Sukoharjonews.com -Indonesia memiliki budaya dan tradisi yang bermacam-macam. Tradisi tersebut sudah dilestarikan dari zaman dahulu hingga kini. Seiring berkembangnya zaman, tradisi tersebut terbelakangi dan tergantikan oleh pembaharuan-pembaharuan yang modern. Padahal, di era yang serba digital ini, seharusnya tradisi dan budaya Indonesia lebih berpotensi untuk berkembang dan bisa berpatisipasi penuh untuk menyebarluaskan tradisi yang sudah ditinggalkan oleh leluhur.

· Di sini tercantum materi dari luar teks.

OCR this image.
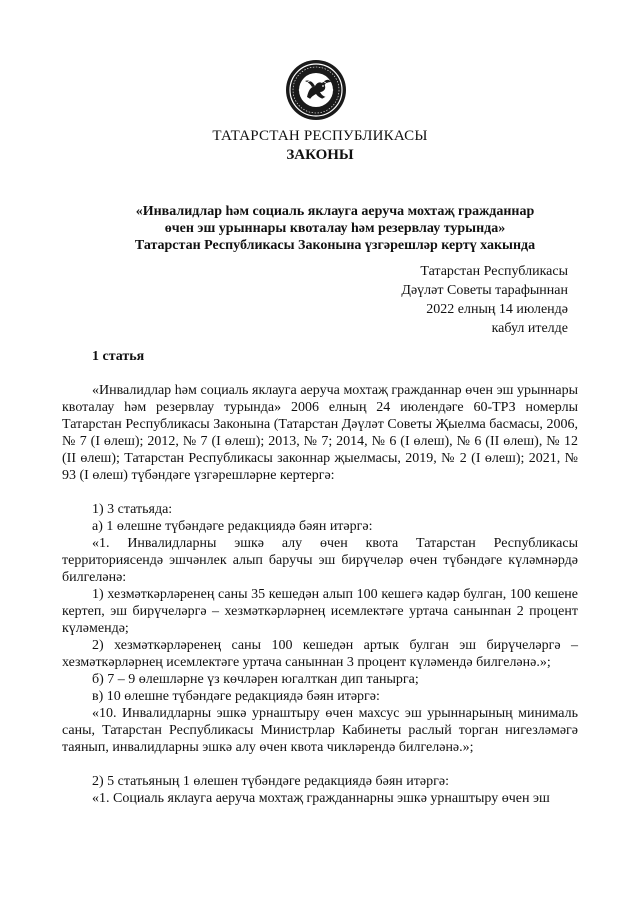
ТАТАРСТАН РЕСПУБЛИКАСЫ
ЗАКОНЫ
«Инвалидлар һәм социаль яклауга аеручa мохтаҗ гражданнар
өчен эш урыннары квоталау һәм резервлау турында»
Татарстан Республикасы Законына үзгәрешләр кертү хакында
Татарстан Республикасы
Дәүләт Советы тарафыннан
2022 елның 14 июлендә
кабул ителде
1 статья

«Инвалидлар һәм социаль яклауга аеручa мохтаҗ гражданнар өчен эш урыннары квоталау һәм резервлау турында» 2006 елның 24 июлендәге 60-ТРЗ номерлы Татарстан Республикасы Законына (Татарстан Дәүләт Советы Җыелма басмасы, 2006, № 7 (I өлеш); 2012, № 7 (I өлеш); 2013, № 7; 2014, № 6 (I өлеш), № 6 (II өлеш), № 12 (II өлеш); Татарстан Республикасы законнар җыелмасы, 2019, № 2 (I өлеш); 2021, № 93 (I өлеш) түбәндәге үзгәрешләрне кертергә:

1) 3 статьяда:

а) 1 өлешне түбәндәге редакциядә бәян итәргә:

«1. Инвалидларны эшкә алу өчен квота Татарстан Республикасы территориясендә эшчәнлек алып баручы эш бирүчеләр өчен түбәндәге күләмнәрдә билгеләнә:

1) хезмәткәрләренең саны 35 кешедән алып 100 кешегә кадәр булган, 100 кешене кертеп, эш бирүчеләргә – хезмәткәрләрнең исемлектәге уртача санынnан 2 процент күләмендә;

2) хезмәткәрләренең саны 100 кешедән артык булган эш бирүчеләргә – хезмәткәрләрнең исемлектәге уртача саныннан 3 процент күләмендә билгеләнә.»;

б) 7 – 9 өлешләрне үз көчләрен югалткан дип танырга;

в) 10 өлешне түбәндәге редакциядә бәян итәргә:

«10. Инвалидларны эшкә урнаштыру өчен махсус эш урыннарының минималь саны, Татарстан Республикасы Министрлар Кабинеты раслый торган нигезләмәгә таянып, инвалидларны эшкә алу өчен квота чикләрендә билгеләнә.»;

2) 5 статьяның 1 өлешен түбәндәге редакциядә бәян итәргә:

«1. Социаль яклауга аеручa мохтаҗ гражданнарны эшкә урнаштыру өчен эш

Dilansir dari Kementrian Agama RI, Minggu, (7/7/2024), tradisi yang sudah terbangun secara turun-temurun sebaiknya terus dilestarikan agar nilai-nilai luhur yang ada di lingkungan sekitar tetap terjaga. Kerukunan umat beragama juga dapat terwujud melalui kearifan lokal, sehingga nilai toleransi dapat ditanamkan pada generasi penerus.
Tradisi pada hakikatnya tindakan simbolis, sebagaimana pendapat Robertson Smith dalam Koentjaningrat (1987:67-68). Tindakan-tindakan simbiolis yang religius dari orang Jawa dapat dikelompokkan dalam tiga golongan. Pertama, tindakan simbiolis religius yang terbentuk karena pengaruh zaman mitos, atau disebut zaman kebudayaan asli Jawa. Kedua, tindakan simbolis religius yang terbentuk karena pengaruh zaman kebudayaan Hindu-Jawa.
Ketiga, tindakan simbiolis religius yang terbentuk karena mitos zaman kebudayaan Hindu-Jawa dan Jawa-Islam. Ketiga macam tindakan simbiolis tersebut pada kenyataannya sulit dipisahkan satu dengan lainnya, karena masing-masing dilaksanakan secara beruntun, mendarah daging, dan telah menjadi adat istiadat dan budaya Jawa.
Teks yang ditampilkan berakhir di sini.